Another thought: have you checked the wiring inside the steering column for bare spots?
Also check the wiring coming out of the steering column in the engine well, sometimes someone spills BRAKE FLUID on these wires, this will destroy all the insulation on them, causing many faulty signals throughout the light system.

I have seen brake fluid eat the paint off of a car. and bare wires where it spilled. 

There is also a circuit breaker built into the headlight switch, that controls the lighting.


ED


----------



## Brainbucket (Mar 30, 2015)

That sounds like a bad ground. Check to see if you have voltage in the light socket. The socket might be bad. Check to see if you have a good ground. Test light is your friend.:vs_cool:


----------



## Windows on Wash (Aug 30, 2011)

This is basically me when it comes to tracking down electrical problems in a car.


----------



## ddawg16 (Aug 15, 2011)

Do your dash lights change brightness as you turn stuff of and on? If so, bad ground.

You have two major places your system gets grounded. Ground connection from the battery to the body. And, a ground strap from the engine to the body. 

There are little to no relays in that car.


----------



## BayouRunner (Feb 5, 2016)

Brainbucket said:


> That link is for a 64 1/2. That system is for a generator. 65 has an alternator. Check for power. Most power comes from the starter solenoid as fuseable links on the battery side of solenoid. Also check your turn signal flasher. :vs_cool:


Pretty sure his is a 64 1/2 and has the generator. Also Hey Neighbor! lol. I live right down the street from Walker off of Walker South. Have an ac and appliance business in Walker.


----------



## bostonwindows30 (Jan 23, 2013)

Yes I do have a 64 1/2


----------



## Brainbucket (Mar 30, 2015)

BayouRunner said:


> Pretty sure his is a 64 1/2 and has the generator. Also Hey Neighbor! lol. I live right down the street from Walker off of Walker South. Have an ac and appliance business in Walker.
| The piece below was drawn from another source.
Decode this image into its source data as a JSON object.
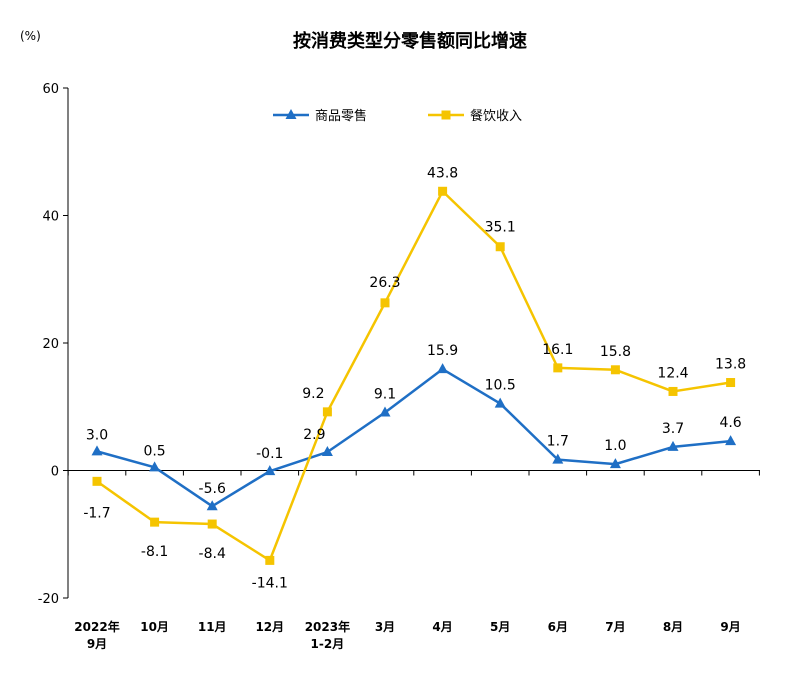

Well hello. I think we live on the same street, by South Walker Elementary. I'm the one with the dobermans, and work on the same street. I have an auto repair shop. Small world.

I still say it's bad grounds. All cars have 3 major grounds. Batt to engine, the big cable, batt to body, and body to engine. Got to have those. Then you have system grounds. Generally they are around the kick panels under the dash and front of the front fenders. You need to measure the voltage at the light sockets or use a test light to see if you have voltage and to see if ground is good.:vs_cool:


----------



## BayouRunner (Feb 5, 2016)

Brainbucket said:


> Well hello. I think we live on the same street, by South Walker Elementary. I'm the one with the dobermans, and work on the same street. I have an auto repair shop. Small world.
> QUOTE]
> 
> 
> Lol pretty close. I'm by south fork elementary.


----------



## Brainbucket (Mar 30, 2015)

Ah. Well cool. Who does your mechanic work? 39 year master here.:vs_coffee:


----------